“You could almost call what he feels a kind of jolly calm” (610).
When Fuller and I begrudgingly made our way through True Detective‘s disappointingly flat Season 2 (which likely has the type of hidden artistry of Lucas’ prequel trilogy and which definitely shares its conspicuous failure to express that artistry), I remember us discussing the shootout scene at the end of episode 4. Fuller joked that they’d have a lot of goddamn paperwork to do in episode 5, and sadly, this presented itself as a more intriguing scenario than whatever Pizzalatte would likely cook up in its place. We also noted that the scene showcased Paul in his element.
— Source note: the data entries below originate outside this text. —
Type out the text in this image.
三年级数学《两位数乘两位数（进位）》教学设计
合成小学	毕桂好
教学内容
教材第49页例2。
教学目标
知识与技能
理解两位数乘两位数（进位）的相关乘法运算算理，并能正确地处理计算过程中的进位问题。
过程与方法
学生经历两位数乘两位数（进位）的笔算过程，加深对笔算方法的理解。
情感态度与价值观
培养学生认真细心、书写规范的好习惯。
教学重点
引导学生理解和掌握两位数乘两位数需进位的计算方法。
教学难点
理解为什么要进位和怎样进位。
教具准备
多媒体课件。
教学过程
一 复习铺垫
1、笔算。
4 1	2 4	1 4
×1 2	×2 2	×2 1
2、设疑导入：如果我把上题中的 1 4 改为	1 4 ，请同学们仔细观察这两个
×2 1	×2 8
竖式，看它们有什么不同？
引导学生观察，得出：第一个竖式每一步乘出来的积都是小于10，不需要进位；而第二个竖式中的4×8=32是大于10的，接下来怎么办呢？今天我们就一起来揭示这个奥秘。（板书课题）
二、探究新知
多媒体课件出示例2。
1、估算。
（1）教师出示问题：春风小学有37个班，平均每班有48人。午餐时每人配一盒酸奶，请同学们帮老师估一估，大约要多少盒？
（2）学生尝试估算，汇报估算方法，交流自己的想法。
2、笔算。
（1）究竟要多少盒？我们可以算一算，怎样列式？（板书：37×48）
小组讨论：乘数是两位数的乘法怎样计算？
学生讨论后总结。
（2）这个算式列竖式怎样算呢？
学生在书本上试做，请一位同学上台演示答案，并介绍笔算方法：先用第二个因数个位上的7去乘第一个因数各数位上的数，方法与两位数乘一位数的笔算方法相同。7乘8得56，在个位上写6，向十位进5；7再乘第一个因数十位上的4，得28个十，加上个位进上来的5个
It awakened in him something essential and instinctive, an unshielded self he had no choice but to embody. This provided an interesting contrast to the shielded social persona he was trying to convince everyone, himself included, was really him. It was a coming-out party, without the social stigma Paul associated with the sexuality version of coming-out.
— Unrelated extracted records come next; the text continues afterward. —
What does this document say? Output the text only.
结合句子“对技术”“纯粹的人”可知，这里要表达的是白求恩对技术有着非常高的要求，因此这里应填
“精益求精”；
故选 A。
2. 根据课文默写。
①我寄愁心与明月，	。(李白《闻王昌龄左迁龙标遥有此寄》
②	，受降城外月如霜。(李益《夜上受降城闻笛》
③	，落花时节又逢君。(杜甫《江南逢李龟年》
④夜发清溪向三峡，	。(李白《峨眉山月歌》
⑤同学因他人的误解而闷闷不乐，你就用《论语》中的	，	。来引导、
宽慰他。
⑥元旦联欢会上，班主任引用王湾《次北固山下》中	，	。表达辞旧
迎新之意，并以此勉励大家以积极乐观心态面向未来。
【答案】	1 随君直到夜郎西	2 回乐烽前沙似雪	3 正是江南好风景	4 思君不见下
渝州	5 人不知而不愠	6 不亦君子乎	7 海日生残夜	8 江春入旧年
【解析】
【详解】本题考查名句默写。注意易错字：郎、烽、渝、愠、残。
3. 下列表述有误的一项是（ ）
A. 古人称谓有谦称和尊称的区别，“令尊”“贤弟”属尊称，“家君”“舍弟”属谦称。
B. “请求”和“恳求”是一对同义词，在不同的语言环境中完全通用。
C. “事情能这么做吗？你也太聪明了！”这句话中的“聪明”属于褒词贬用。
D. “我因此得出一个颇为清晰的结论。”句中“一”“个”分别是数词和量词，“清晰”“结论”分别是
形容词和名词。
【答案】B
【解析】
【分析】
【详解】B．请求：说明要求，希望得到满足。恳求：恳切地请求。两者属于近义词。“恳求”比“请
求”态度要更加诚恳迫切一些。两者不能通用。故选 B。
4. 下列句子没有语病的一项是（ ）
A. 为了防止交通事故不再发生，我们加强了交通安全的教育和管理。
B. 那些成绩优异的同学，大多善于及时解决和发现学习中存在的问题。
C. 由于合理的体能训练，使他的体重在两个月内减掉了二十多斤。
That’s an elaborate set-up to explain my response to Gately saving Lenz from the Nucks (who were perhaps rightly seeking retribution for Lenz’ heartless dog murder, which Green had witnessed). First of all, the whole parked car on the wrong side of the street shenanigans in an absurdly short window of time that establishes a bizarre mood before the fight is brilliantly conceived (and, of course, exquisitely written). We’re with Gately throughout the entire thing, and it is thrilling. His anxieties about his Live-in Staffer responsibilities, and then the complete surrender of his Live-in Staffer persona, necessitated by the fight-or-flight mode brought on by the cartoonishly villainous Nucks and their beef with Lenz, who had “that Nietzschean supercharged aura of a wired individual” (605). Although “you have to let them [the residents] learn for themselves,” when something clicks inside of you, it clicks, and there was no going back for Gately once his neural wiring started firing on all fronts (e.g. “his subdural hardware clicks deeper into a worn familiar long-past track”) to get him ready for a battle (604, 612). Remember, 99.9% of what we do is completely beyond our control. We can’t help our programming.
And oh man but the paperwork that might follow…and that fucking Log…
Anyway, time slows down, and we’re in the middle of all the action happening at once. We’re seeing the idiosyncratic, totally believable and convincing in-character responses of all Ennet House residents; we’re appraising the environment (“stars hanging in a kind of lacteal goo”); we’re seeing Joelle’s mad scramble to take control of the scene and Gately’s revelation about Madame Psychosis; we’re seeing Lenz “pouring a diarrheatic spatter of disclaimers and exhortations into Gately’s right ear”; we’re seeing the awkwardness of a real fight “outside choreographed entertainment”; we’re seeing Gately “SHOT IN SOBRIETY“; we’re seeing “Erdedy staring Copernicanly up [Joelle’s] flapping robe” and thinking, before the peeping thing, “that this deformed girl likes Don Gately in an extracurricular way,” which is then how we, the readers, read the rest of the scene, through this Joelle-likes-Gately lens (606, 611, 613, 614, 615). It’s all nice and exciting and “the night’s so clear the stars shine right through people’s heads” (617). It’s weirdly serene and gorgeous, this fatal fight.
And before it all, there’s this wonderfully true bit: “Gately’s snapped to the fact that people of a certain age and level of like life-experience believe they’re immortal: college students and alcoholics/addicts are the worst: they deep-down believe they’re exempt from the laws of physics and statistics that ironly govern everybody else” (604). Feel that? A faint glimmer of recognition? Or is it startling, blinding revelation? Oh wait, that’s you. You’re still no better than a college student or an alcoholic/addict. You’re no better than Orin. It’s all quite “picayune and, over time, as it accretes, unpleasant” (596).